By Emmanuel Nduka Obisue
President Bola Tinubu has ended the six-month emergency rule in Rivers State, reinstating Governor Siminalayi Fubara and his deputy, Ngozi Odu, to office. Suspended lawmakers of the Rivers State House of Assembly were also directed to resume legislative duties.
The president announced the decision in a nationwide address on Wednesday, with presidential spokesman Bayo Onanuga releasing the statement.
Tinubu recalled declaring the emergency rule on March 18, 2025, after a fierce political crisis left governance in Rivers paralysed. The standoff pitched Fubara against 27 lawmakers loyal to the speaker, with only four supporting the governor. The president noted that the crisis crippled governance and left vital economic assets, such as oil pipelines, vulnerable to vandalism.
“The serious constitutional impasse brought governance in the state to a standstill. Even the Supreme Court, in one of its judgments, held that there was no government in Rivers State,” Tinubu said.

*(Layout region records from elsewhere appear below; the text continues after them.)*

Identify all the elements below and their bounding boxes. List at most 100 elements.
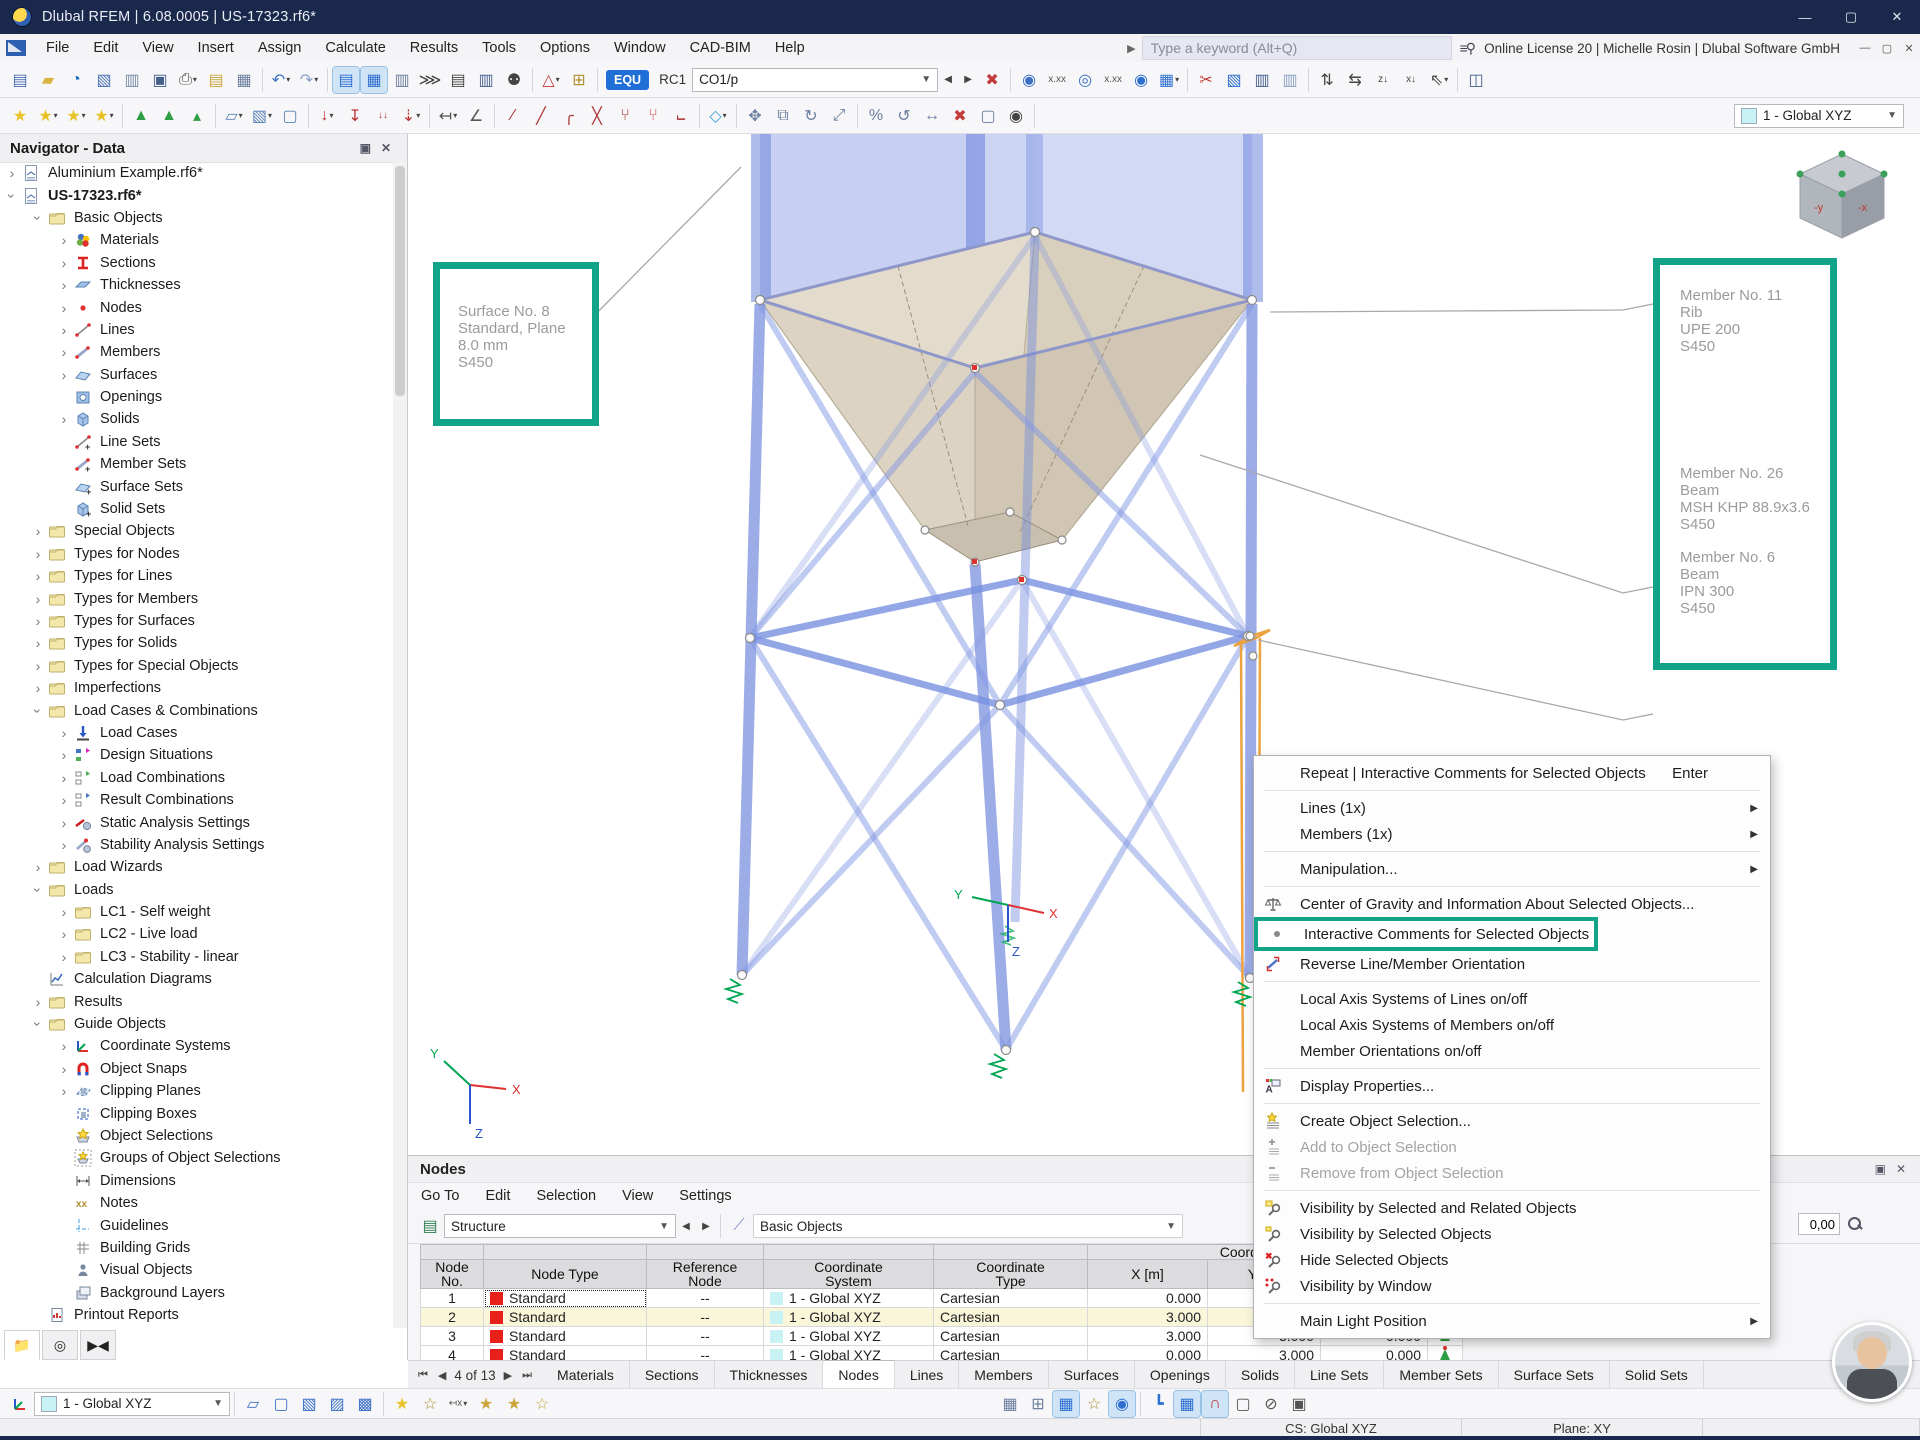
window-icon-icon[interactable]: ◫ <box>1463 67 1489 93</box>
column-header-x-m-[interactable]: X [m] <box>1088 1260 1208 1289</box>
doc-copy-icon[interactable]: ▥ <box>1277 67 1303 93</box>
undo-icon[interactable]: ↶▾ <box>268 67 294 93</box>
clip-plane-icon[interactable]: ▱ <box>240 1391 266 1417</box>
tree-item-lc1-self-weight[interactable]: ›LC1 - Self weight <box>0 901 393 923</box>
fillet-icon[interactable]: ╭ <box>556 103 582 129</box>
grid-star-icon[interactable]: ☆ <box>1081 1391 1107 1417</box>
tree-item-load-combinations[interactable]: ›Load Combinations <box>0 767 393 789</box>
save-icon[interactable]: ▣ <box>147 67 173 93</box>
table-tab-surfaces[interactable]: Surfaces <box>1049 1361 1135 1389</box>
frame-icon[interactable]: ▢ <box>975 103 1001 129</box>
tree-item-coordinate-systems[interactable]: ›Coordinate Systems <box>0 1035 393 1057</box>
tree-chevron-icon[interactable]: › <box>30 882 46 898</box>
sel-star-grid-icon[interactable]: ☆ <box>417 1391 443 1417</box>
context-item-reverse-line-member-orientation[interactable]: Reverse Line/Member Orientation <box>1254 951 1770 977</box>
tree-chevron-icon[interactable]: › <box>30 703 46 719</box>
tree-item-types-for-solids[interactable]: ›Types for Solids <box>0 632 393 654</box>
tree-item-design-situations[interactable]: ›Design Situations <box>0 744 393 766</box>
tree-chevron-icon[interactable]: › <box>56 1038 72 1054</box>
table-tab-sections[interactable]: Sections <box>630 1361 715 1389</box>
tree-item-lines[interactable]: ›Lines <box>0 319 393 341</box>
print-icon[interactable]: ⎙▾ <box>175 67 201 93</box>
label-xxx-icon[interactable]: x.xx <box>1100 67 1126 93</box>
menu-cad-bim[interactable]: CAD-BIM <box>678 36 763 60</box>
column-header-node[interactable]: NodeNo. <box>421 1260 484 1289</box>
user-avatar[interactable] <box>1832 1322 1912 1402</box>
search-input[interactable] <box>1142 36 1452 60</box>
tree-item-result-combinations[interactable]: ›Result Combinations <box>0 789 393 811</box>
prev-view-button[interactable]: ◀ <box>676 1213 696 1239</box>
table-menu-settings[interactable]: Settings <box>666 1185 744 1207</box>
clip-cube-icon[interactable]: ▨ <box>324 1391 350 1417</box>
dim-linear-icon[interactable]: ↤▾ <box>435 103 461 129</box>
tree-chevron-icon[interactable]: › <box>56 232 72 248</box>
display-icon[interactable]: ▦▾ <box>1156 67 1182 93</box>
context-item-display-properties-[interactable]: ADisplay Properties... <box>1254 1073 1770 1099</box>
navigator-scrollbar[interactable] <box>393 162 407 1328</box>
tree-item-members[interactable]: ›Members <box>0 341 393 363</box>
tree-item-openings[interactable]: Openings <box>0 386 393 408</box>
tree-chevron-icon[interactable]: › <box>30 210 46 226</box>
clip-red-icon[interactable]: ✂ <box>1193 67 1219 93</box>
tree-item-surface-sets[interactable]: +Surface Sets <box>0 475 393 497</box>
next-combination-button[interactable]: ▶ <box>958 67 978 93</box>
table-menu-go-to[interactable]: Go To <box>408 1185 472 1207</box>
view-filter-icon[interactable]: ▤ <box>417 1213 443 1239</box>
star-person-icon[interactable]: ★ <box>501 1391 527 1417</box>
tree-item-load-wizards[interactable]: ›Load Wizards <box>0 856 393 878</box>
extend-icon[interactable]: ╱ <box>528 103 554 129</box>
navigator-tab-views[interactable]: ◎ <box>42 1330 78 1360</box>
load-combination-combo[interactable]: CO1/p▼ <box>692 68 938 92</box>
load-area-icon[interactable]: ↓↓ <box>370 103 396 129</box>
split-icon[interactable]: ⑂ <box>640 103 666 129</box>
load-node-icon[interactable]: ↓▾ <box>314 103 340 129</box>
table-tab-materials[interactable]: Materials <box>542 1361 630 1389</box>
context-item-local-axis-systems-of-lines-on-off[interactable]: Local Axis Systems of Lines on/off <box>1254 986 1770 1012</box>
eye-blue-icon[interactable]: ◉ <box>1128 67 1154 93</box>
tree-item-background-layers[interactable]: Background Layers <box>0 1282 393 1304</box>
headset-icon[interactable]: ⚉ <box>501 67 527 93</box>
tree-chevron-icon[interactable]: › <box>56 725 72 741</box>
dim-x-icon[interactable]: ↤x▾ <box>445 1391 471 1417</box>
star-beam-icon[interactable]: ★▾ <box>91 103 117 129</box>
table-tab-solids[interactable]: Solids <box>1226 1361 1295 1389</box>
maximize-button[interactable]: ▢ <box>1828 0 1874 34</box>
rc1-label[interactable]: RC1 <box>659 72 686 87</box>
context-item-visibility-by-selected-objects[interactable]: Visibility by Selected Objects <box>1254 1221 1770 1247</box>
table-tab-lines[interactable]: Lines <box>895 1361 959 1389</box>
sel-star-icon[interactable]: ★ <box>389 1391 415 1417</box>
tree-chevron-icon[interactable]: › <box>4 188 20 204</box>
tree-item-sections[interactable]: ›Sections <box>0 252 393 274</box>
tree-item-lc3-stability-linear[interactable]: ›LC3 - Stability - linear <box>0 946 393 968</box>
sort-desc-icon[interactable]: ⇆ <box>1342 67 1368 93</box>
context-item-center-of-gravity-and-information-about-[interactable]: Center of Gravity and Information About … <box>1254 891 1770 917</box>
delete-red-icon[interactable]: ✖ <box>947 103 973 129</box>
column-header-node-type[interactable]: Node Type <box>484 1260 647 1289</box>
tree-chevron-icon[interactable]: › <box>30 859 46 875</box>
star-frame-icon[interactable]: ☆ <box>529 1391 555 1417</box>
tree-chevron-icon[interactable]: › <box>56 411 72 427</box>
global-cs-combo-bottom[interactable]: 1 - Global XYZ▼ <box>34 1392 230 1416</box>
sync-icon[interactable]: ◔ <box>63 67 89 93</box>
tree-item-lc2-live-load[interactable]: ›LC2 - Live load <box>0 923 393 945</box>
context-item-interactive-comments-for-selected-object[interactable]: Interactive Comments for Selected Object… <box>1254 917 1598 951</box>
tree-item-surfaces[interactable]: ›Surfaces <box>0 364 393 386</box>
select-icon[interactable]: ⇖▾ <box>1426 67 1452 93</box>
tree-item-types-for-lines[interactable]: ›Types for Lines <box>0 565 393 587</box>
tree-item-building-grids[interactable]: Building Grids <box>0 1237 393 1259</box>
tree-item-loads[interactable]: ›Loads <box>0 879 393 901</box>
tree-item-types-for-nodes[interactable]: ›Types for Nodes <box>0 543 393 565</box>
context-item-main-light-position[interactable]: Main Light Position▶ <box>1254 1308 1770 1334</box>
navigator-pin-icon[interactable]: ▣ <box>360 141 371 155</box>
star-member-icon[interactable]: ★▾ <box>63 103 89 129</box>
tree-chevron-icon[interactable]: › <box>30 680 46 696</box>
tree-item-solids[interactable]: ›Solids <box>0 408 393 430</box>
mdi-minimize-button[interactable]: — <box>1854 38 1876 58</box>
percent-icon[interactable]: % <box>863 103 889 129</box>
tree-item-thicknesses[interactable]: ›Thicknesses <box>0 274 393 296</box>
open-folder-icon[interactable]: ▰ <box>35 67 61 93</box>
tree-chevron-icon[interactable]: › <box>30 1016 46 1032</box>
context-item-hide-selected-objects[interactable]: ✖Hide Selected Objects <box>1254 1247 1770 1273</box>
category-combo[interactable]: Basic Objects▼ <box>753 1214 1183 1238</box>
tree-item-static-analysis-settings[interactable]: ›Static Analysis Settings <box>0 811 393 833</box>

He explained that repeated interventions from his office and other stakeholders failed to resolve the impasse, forcing him to invoke Section 305 of the 1999 Constitution. This suspended the offices of the governor, deputy governor, and lawmakers for an initial six-month period. The National Assembly promptly endorsed the proclamation.
President Tinubu acknowledged that over 40 legal challenges were filed in Abuja, Port Harcourt, and Yenagoa to nullify the emergency rule, with some still pending. However, he insisted the move was necessary to prevent total collapse of law and order.
“It would have been a colossal failure on my part as President not to have made that proclamation,” he stated.
With governance now restored to elected leadership, Tinubu urged the executive and legislative arms of Rivers State to bury political hostilities and focus on delivering democracy’s dividends.
“The people who voted us into power expect to reap the fruits of democracy. That expectation will remain unrealizable in an atmosphere of violence, anarchy, and insecurity borne by misguided political activism and Machiavellian manipulations,” he warned.